Büro Emekçileri Sendikası (BES) Eskişehir Şube Sekreteri Barış Kara, hükümetin 2026 yılı bütçe taslağına ilişkin yaptığı açıklamada, “İktidar bu bütçeyle emekçilere ve yoksul kesimlere hiçbir iyileştirme sunmayacağını ilan etmiştir” dedi.

Kara, 2026 bütçesiyle birlikte 2027 ve 2028 yıllarına ilişkin tahmini bütçe taslaklarının da TBMM’ye sunulduğunu hatırlatarak, “8 Eylül’de açıklanan Orta Vadeli Program’da ücret gelirlerinin düşük tutulacağı, esnek ve kuralsız çalışmanın yaygınlaştırılacağı, tamamlayıcı emeklilik sistemiyle emekçilerin gelirlerinde kesintiye gidileceği açıkça belirtilmiştir. Buna karşın yandaş sermaye gruplarına vergi teşvikleri ve istisnalar yoluyla kaynak aktarılacağı ifade edilmiştir” diye konuştu.
“Emekli suçlu ilan ediliyor”
Kamu harcamalarının kısılması, özelleştirme uygulamalarının devamı ve kamu kaynaklarının ranta aktarılmasıyla toplumun dar gelirli kesimlerinin daha da yoksullaşacağını vurgulayan Kara, “İktidarın üretim ve istihdam yaratmaktan uzak ekonomik programı nedeniyle enflasyon düşmüyor. Ancak suçlu olarak biz emekçiler ilan ediliyoruz. Merkez Bankası Başkanı’nın ‘enflasyonun nedeni hane halkının yastık altı birikimleridir’ açıklaması, yüksek vergilerin ve kamusal hizmetlerin ortadan kaldırılmasına hazırlık anlamına geliyor” dedi.
Kara, TÜİK dışındaki tüm araştırmaların yoksulluğun derinleştiğini ortaya koyduğunu belirtti. BES-AR’ın Ekim 2025 araştırmasına göre dört kişilik bir memur ailesinin sağlıklı beslenmesi için aylık 37 bin 287 lira, bekar bir çalışanın yaşam maliyetinin ise 60 bin 990 lira olduğunu söyledi. Yoksulluk sınırının 90 bin 378 liraya ulaştığını aktaran Kara, “Sağlıklı beslenmenin günlük maliyeti 1.242 liraya çıktı” dedi.

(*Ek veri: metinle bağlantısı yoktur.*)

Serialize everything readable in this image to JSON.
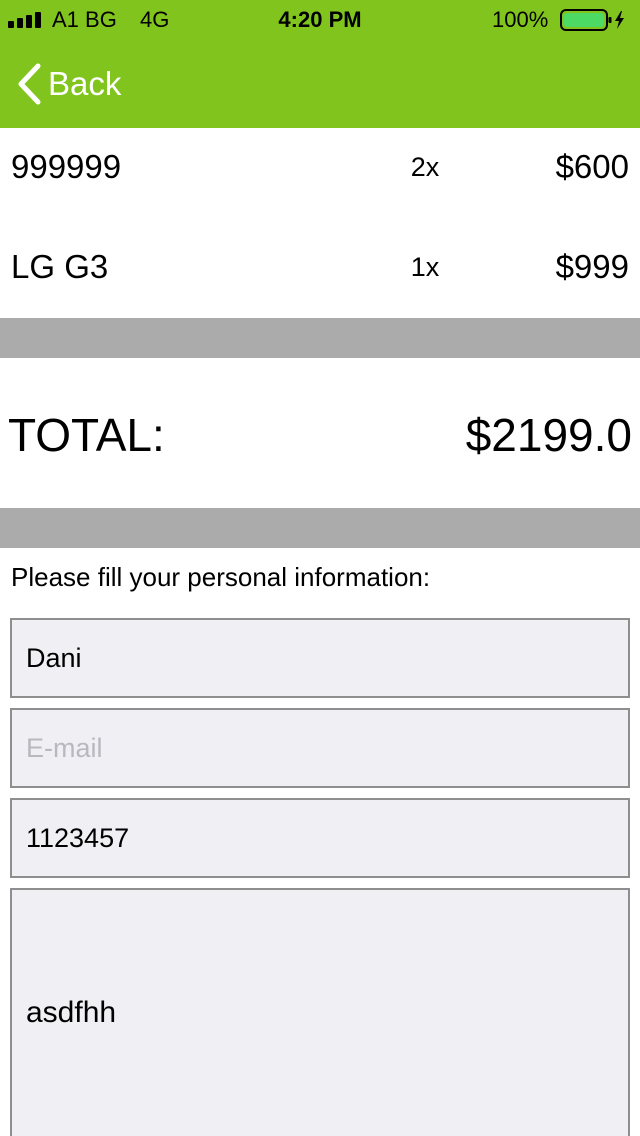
{
  "status_bar": {
    "carrier": "A1 BG",
    "network": "4G",
    "time": "4:20 PM",
    "battery_percent": "100%",
    "battery_color": "#4cd964"
  },
  "header": {
    "background_color": "#82c41e",
    "back_label": "Back",
    "back_icon": "chevron-left-icon"
  },
  "cart": {
    "items": [
      {
        "name": "999999",
        "quantity": "2x",
        "price": "$600"
      },
      {
        "name": "LG G3",
        "quantity": "1x",
        "price": "$999"
      }
    ],
    "total_label": "TOTAL:",
    "total_value": "$2199.0"
  },
  "form": {
    "prompt": "Please fill your personal information:",
    "name_value": "Dani",
    "email_value": "",
    "email_placeholder": "E-mail",
    "phone_value": "1123457",
    "address_value": "asdfhh"
  }
}
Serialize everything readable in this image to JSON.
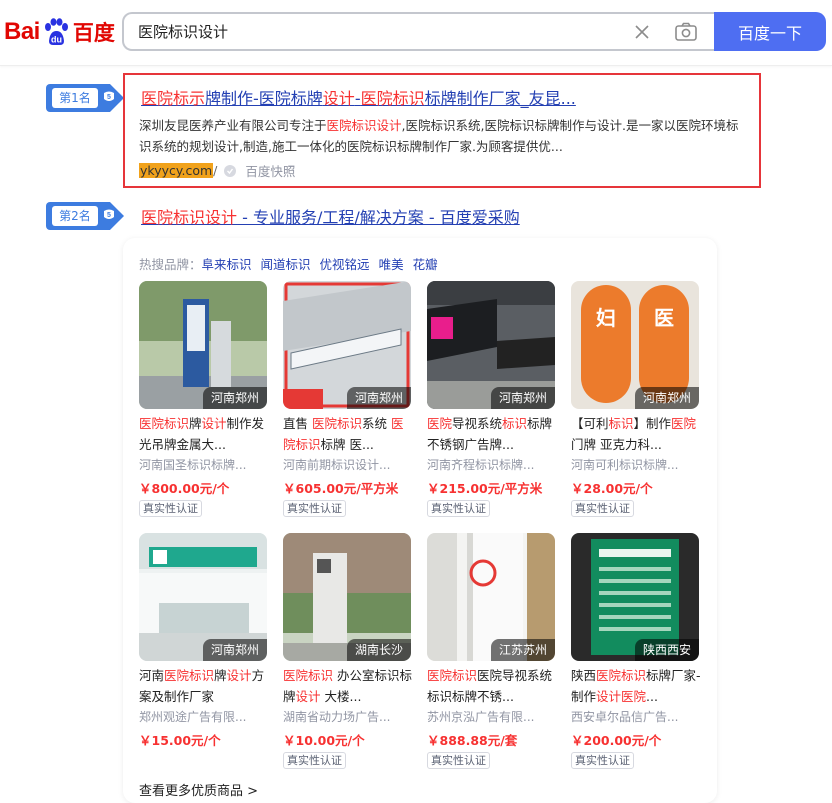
{
  "header": {
    "logo_bai": "Bai",
    "logo_du": "du",
    "logo_cn": "百度",
    "search_value": "医院标识设计",
    "search_button": "百度一下"
  },
  "results": [
    {
      "rank": "第1名",
      "title_parts": [
        {
          "t": "医院标示",
          "hl": true
        },
        {
          "t": "牌制作-医院标牌",
          "hl": false
        },
        {
          "t": "设计",
          "hl": true
        },
        {
          "t": "-",
          "hl": false
        },
        {
          "t": "医院标识",
          "hl": true
        },
        {
          "t": "标牌制作厂家_友昆...",
          "hl": false
        }
      ],
      "abstract_parts": [
        {
          "t": "深圳友昆医养产业有限公司专注于",
          "hl": false
        },
        {
          "t": "医院标识设计",
          "hl": true
        },
        {
          "t": ",医院标识系统,医院标识标牌制作与设计.是一家以医院环境标识系统的规划设计,制造,施工一体化的医院标识标牌制作厂家.为顾客提供优...",
          "hl": false
        }
      ],
      "site": "ykyycy.com",
      "slash": "/",
      "snapshot": "百度快照"
    },
    {
      "rank": "第2名",
      "title_parts": [
        {
          "t": "医院标识设计",
          "hl": true
        },
        {
          "t": " - 专业服务/工程/解决方案 - 百度爱采购",
          "hl": false
        }
      ]
    }
  ],
  "goods": {
    "brands_label": "热搜品牌：",
    "brands": [
      "阜来标识",
      "闻道标识",
      "优视铭远",
      "唯美",
      "花瓣"
    ],
    "badge": "真实性认证",
    "more_label": "查看更多优质商品 >",
    "items": [
      {
        "loc": "河南郑州",
        "title_parts": [
          {
            "t": "医院标识",
            "hl": true
          },
          {
            "t": "牌",
            "hl": false
          },
          {
            "t": "设计",
            "hl": true
          },
          {
            "t": "制作发光吊牌金属大...",
            "hl": false
          }
        ],
        "shop": "河南国圣标识标牌...",
        "price": "￥800.00元/个",
        "badge": true
      },
      {
        "loc": "河南郑州",
        "title_parts": [
          {
            "t": "直售 ",
            "hl": false
          },
          {
            "t": "医院标识",
            "hl": true
          },
          {
            "t": "系统 ",
            "hl": false
          },
          {
            "t": "医院标识",
            "hl": true
          },
          {
            "t": "标牌 医...",
            "hl": false
          }
        ],
        "shop": "河南前期标识设计...",
        "price": "￥605.00元/平方米",
        "badge": true
      },
      {
        "loc": "河南郑州",
        "title_parts": [
          {
            "t": "医院",
            "hl": true
          },
          {
            "t": "导视系统",
            "hl": false
          },
          {
            "t": "标识",
            "hl": true
          },
          {
            "t": "标牌 不锈钢广告牌...",
            "hl": false
          }
        ],
        "shop": "河南齐程标识标牌...",
        "price": "￥215.00元/平方米",
        "badge": true
      },
      {
        "loc": "河南郑州",
        "title_parts": [
          {
            "t": "【可利",
            "hl": false
          },
          {
            "t": "标识",
            "hl": true
          },
          {
            "t": "】制作",
            "hl": false
          },
          {
            "t": "医院",
            "hl": true
          },
          {
            "t": "门牌 亚克力科...",
            "hl": false
          }
        ],
        "shop": "河南可利标识标牌...",
        "price": "￥28.00元/个",
        "badge": true
      },
      {
        "loc": "河南郑州",
        "title_parts": [
          {
            "t": "河南",
            "hl": false
          },
          {
            "t": "医院标识",
            "hl": true
          },
          {
            "t": "牌",
            "hl": false
          },
          {
            "t": "设计",
            "hl": true
          },
          {
            "t": "方案及制作厂家",
            "hl": false
          }
        ],
        "shop": "郑州观途广告有限...",
        "price": "￥15.00元/个",
        "badge": false
      },
      {
        "loc": "湖南长沙",
        "title_parts": [
          {
            "t": "医院标识",
            "hl": true
          },
          {
            "t": " 办公室标识标牌",
            "hl": false
          },
          {
            "t": "设计",
            "hl": true
          },
          {
            "t": " 大楼...",
            "hl": false
          }
        ],
        "shop": "湖南省动力场广告...",
        "price": "￥10.00元/个",
        "badge": true
      },
      {
        "loc": "江苏苏州",
        "title_parts": [
          {
            "t": "医院标识",
            "hl": true
          },
          {
            "t": "医院导视系统标识标牌不锈...",
            "hl": false
          }
        ],
        "shop": "苏州京泓广告有限...",
        "price": "￥888.88元/套",
        "badge": true
      },
      {
        "loc": "陕西西安",
        "title_parts": [
          {
            "t": "陕西",
            "hl": false
          },
          {
            "t": "医院标识",
            "hl": true
          },
          {
            "t": "标牌厂家-制作",
            "hl": false
          },
          {
            "t": "设计医院",
            "hl": true
          },
          {
            "t": "...",
            "hl": false
          }
        ],
        "shop": "西安卓尔品信广告...",
        "price": "￥200.00元/个",
        "badge": true
      }
    ]
  }
}
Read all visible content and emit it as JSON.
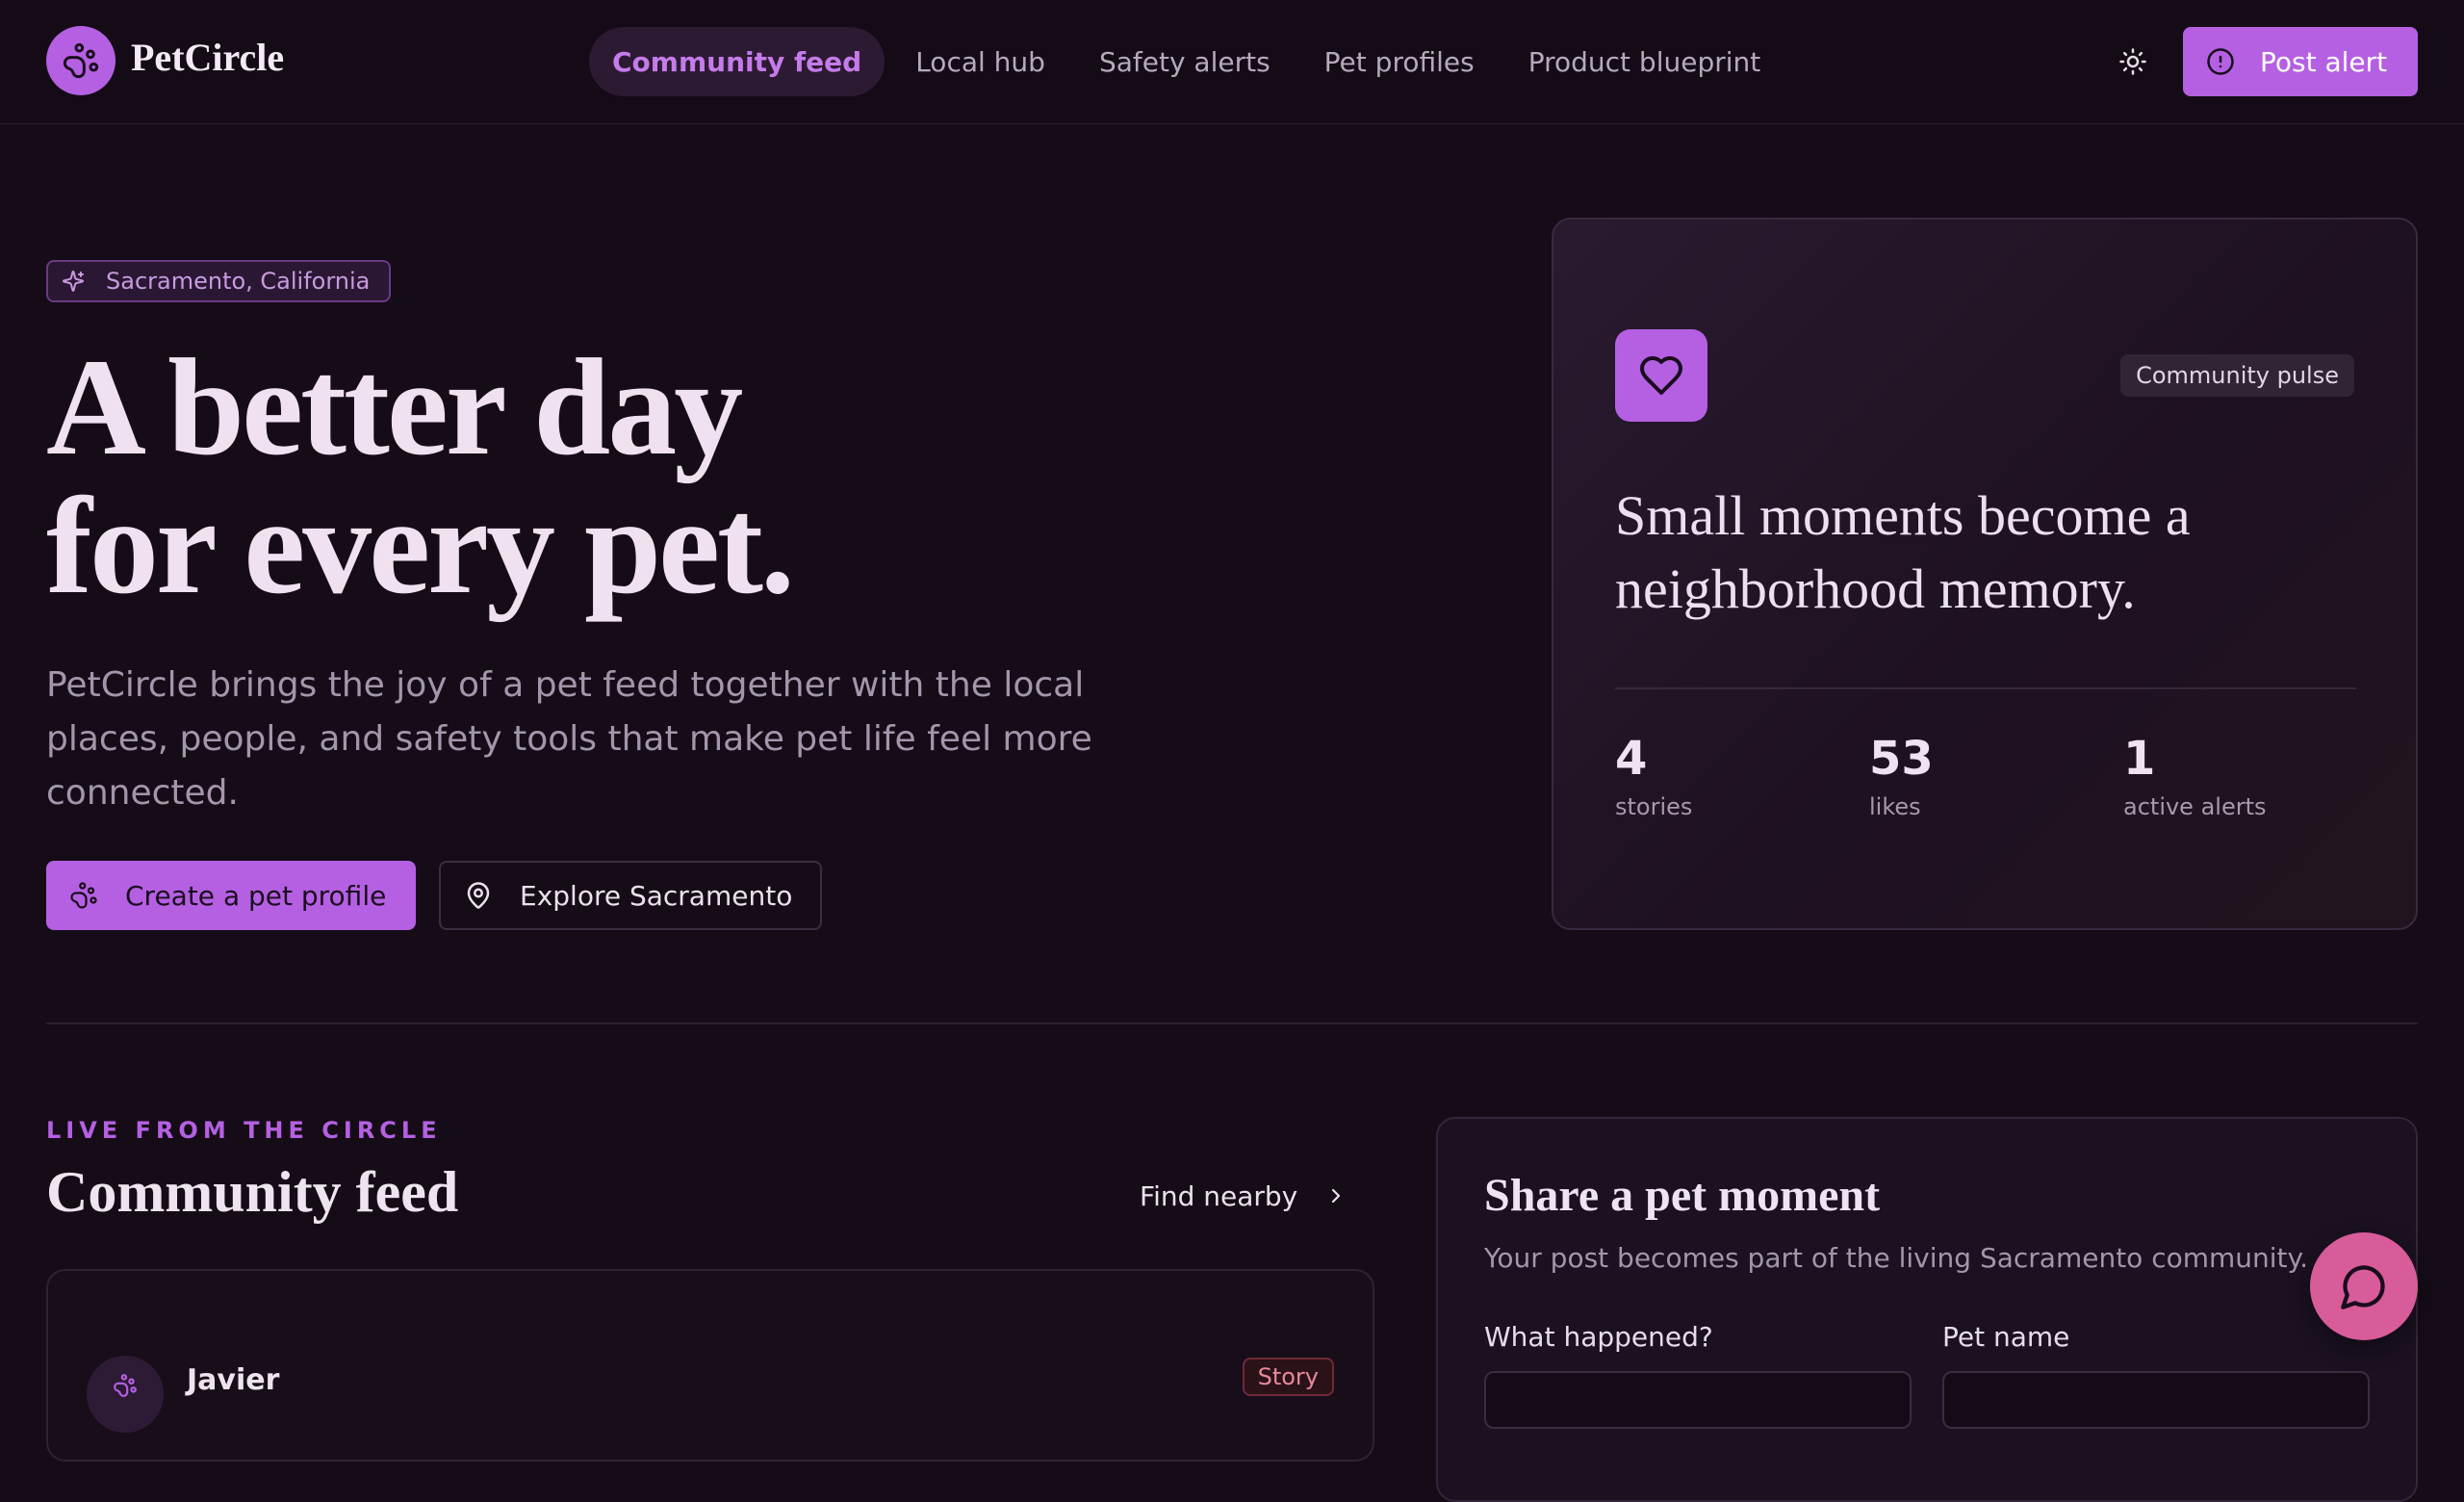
{
  "app": {
    "brand": "PetCircle"
  },
  "nav": {
    "links": [
      {
        "label": "Community feed",
        "active": true
      },
      {
        "label": "Local hub",
        "active": false
      },
      {
        "label": "Safety alerts",
        "active": false
      },
      {
        "label": "Pet profiles",
        "active": false
      },
      {
        "label": "Product blueprint",
        "active": false
      }
    ],
    "theme_icon": "sun-icon",
    "post_alert_label": "Post alert",
    "post_alert_icon": "alert-circle-icon"
  },
  "hero": {
    "location": "Sacramento, California",
    "title_line1": "A better day",
    "title_line2": "for every pet.",
    "description": "PetCircle brings the joy of a pet feed together with the local places, people, and safety tools that make pet life feel more connected.",
    "primary_cta": "Create a pet profile",
    "secondary_cta": "Explore Sacramento"
  },
  "pulse": {
    "badge": "Community pulse",
    "quote": "Small moments become a neighborhood memory.",
    "stats": [
      {
        "value": "4",
        "label": "stories"
      },
      {
        "value": "53",
        "label": "likes"
      },
      {
        "value": "1",
        "label": "active alerts"
      }
    ]
  },
  "feed": {
    "eyebrow": "LIVE FROM THE CIRCLE",
    "title": "Community feed",
    "find_nearby": "Find nearby",
    "first_post": {
      "author": "Javier",
      "tag": "Story"
    }
  },
  "share": {
    "title": "Share a pet moment",
    "subtitle": "Your post becomes part of the living Sacramento community.",
    "field1_label": "What happened?",
    "field2_label": "Pet name"
  },
  "colors": {
    "accent": "#b560e3",
    "background": "#150c17",
    "chat_fab": "#d85b9a",
    "story_tag": "#e7889a"
  }
}
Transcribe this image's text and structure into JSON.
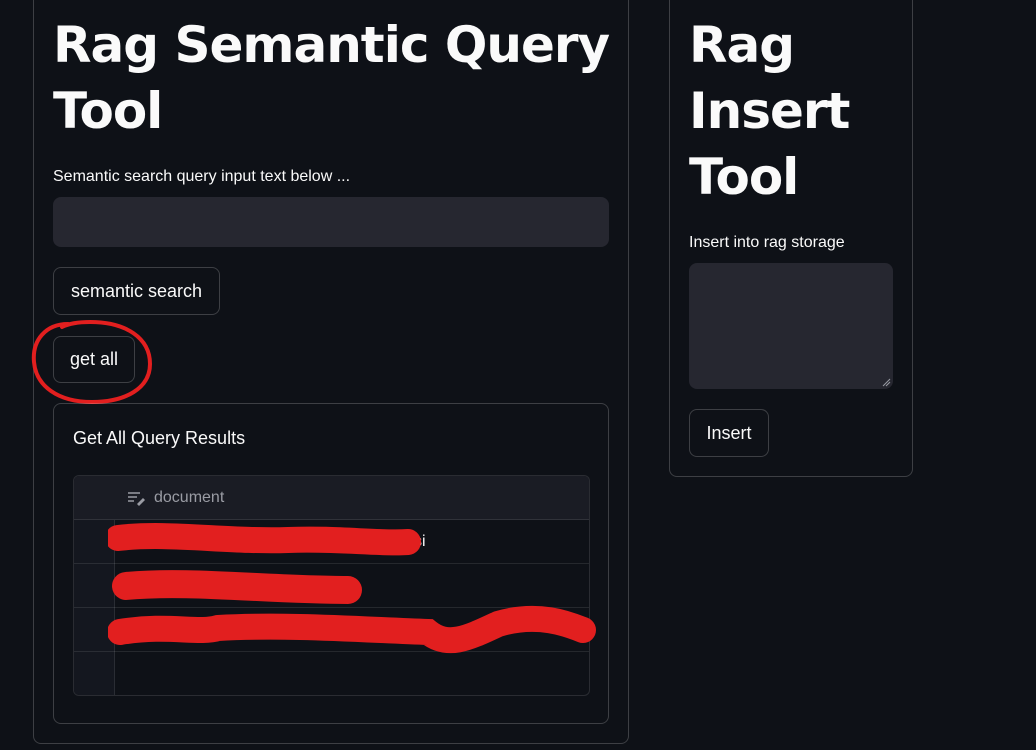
{
  "query_tool": {
    "title": "Rag Semantic Query Tool",
    "input_label": "Semantic search query input text below ...",
    "input_value": "",
    "input_placeholder": "",
    "search_button": "semantic search",
    "get_all_button": "get all",
    "results": {
      "title": "Get All Query Results",
      "columns": [
        "document"
      ],
      "rows": [
        {
          "document_visible_tail": "si",
          "redacted": true
        },
        {
          "document_visible_tail": "",
          "redacted": true
        },
        {
          "document_visible_tail": "",
          "redacted": true
        },
        {
          "document_visible_tail": "",
          "redacted": false
        }
      ]
    }
  },
  "insert_tool": {
    "title": "Rag Insert Tool",
    "textarea_label": "Insert into rag storage",
    "textarea_value": "",
    "insert_button": "Insert"
  },
  "icons": {
    "document_column": "text-column-icon",
    "resize": "resize-handle-icon"
  },
  "colors": {
    "background": "#0e1117",
    "input_background": "#262730",
    "annotation": "#e21f1f",
    "redaction": "#e21f1f"
  }
}
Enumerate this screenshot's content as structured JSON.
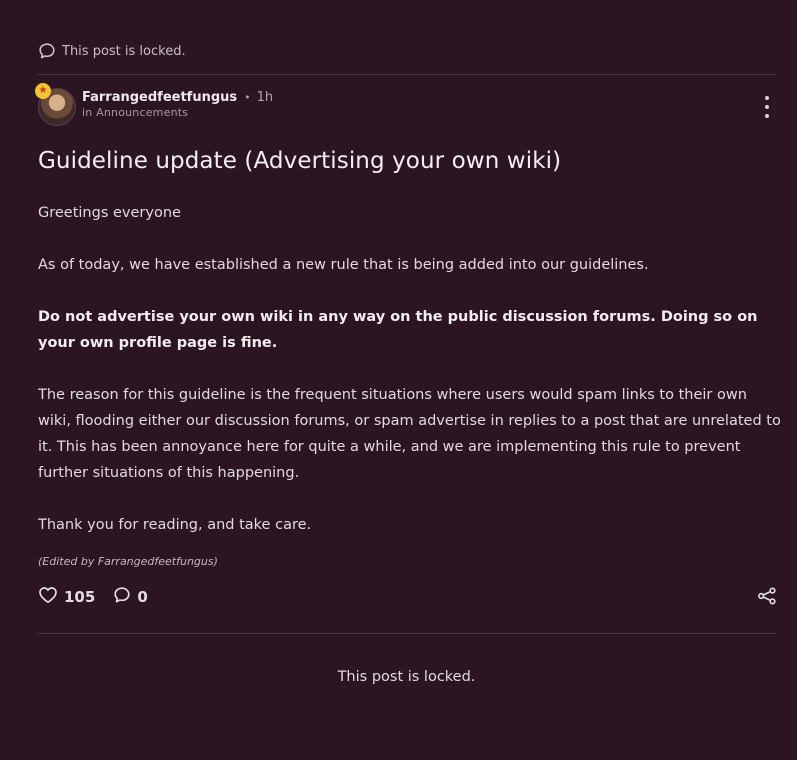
{
  "top_notice": {
    "text": "This post is locked."
  },
  "post": {
    "author": "Farrangedfeetfungus",
    "separator": "•",
    "time": "1h",
    "category_line": "in Announcements",
    "title": "Guideline update (Advertising your own wiki)",
    "paragraphs": [
      "Greetings everyone",
      "As of today, we have established a new rule that is being added into our guidelines.",
      "Do not advertise your own wiki in any way on the public discussion forums. Doing so on your own profile page is fine.",
      "The reason for this guideline is the frequent situations where users would spam links to their own wiki, flooding either our discussion forums, or spam advertise in replies to a post that are unrelated to it. This has been annoyance here for quite a while, and we are implementing this rule to prevent further situations of this happening.",
      "Thank you for reading, and take care."
    ],
    "edited_note": "(Edited by Farrangedfeetfungus)",
    "likes": "105",
    "replies": "0"
  },
  "bottom_notice": {
    "text": "This post is locked."
  },
  "icons": {
    "comment": "speech-bubble-icon",
    "like": "heart-icon",
    "share": "share-icon",
    "menu": "kebab-menu-icon"
  },
  "colors": {
    "background": "#2b1522",
    "text": "#e6dde2",
    "divider": "#4a3341"
  }
}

“Aparat sendikaları kınıyoruz”
İktidara yakın sendikaların düşük zam oranlarını kabul etmesini de eleştiren Kara, “Merkez Bankası’nın 2026 için yüzde 16, 2027 için yüzde 9 enflasyon hedefi oranında zamma boyun eğen bu aparat sendikaları kınıyoruz” ifadelerini kullandı.
Gelir adaletsizliğinin, hukuksuzlukların ve yoksulluğun temel sorun olduğuna dikkat çeken Kara, “İktidar, ekonomik programlarını revize etmekten önce adalet ve eşitliği güvence altına alacak düzenlemeleri hayata geçirmelidir” dedi.
Kara, 2026 bütçesinin tartışıldığı bu süreçte emekçiler için daha fazla kaynak ayrılmasını talep ettiklerini belirterek, “Kalıcı kazanımlar için grev hakkı içeren bir sendika yasası, tarafların eşit temsil edildiği yeni bir toplu sözleşme masası kurulması gerekiyor. Ayrıca mülakat haksızlığına son verilmesini, 3600 ek gösterge düzenlemesinin tamamlanmasını, ek ödemelerin emekli ücretine yansıtılmasını, işyerlerinde kreşlerin açılmasını ve kamusal emekliliğin esas alınmasını istiyoruz” diye konuştu.
Tüm emekçileri ortak mücadeleye çağıran Kara, “Yoksulluğu işyerlerimizden başlayan bir mücadele takvimiyle teşhir edeceğiz. Bütçeden emeğe daha fazla pay ayrılması için birlikte mücadele edeceğiz” dedi.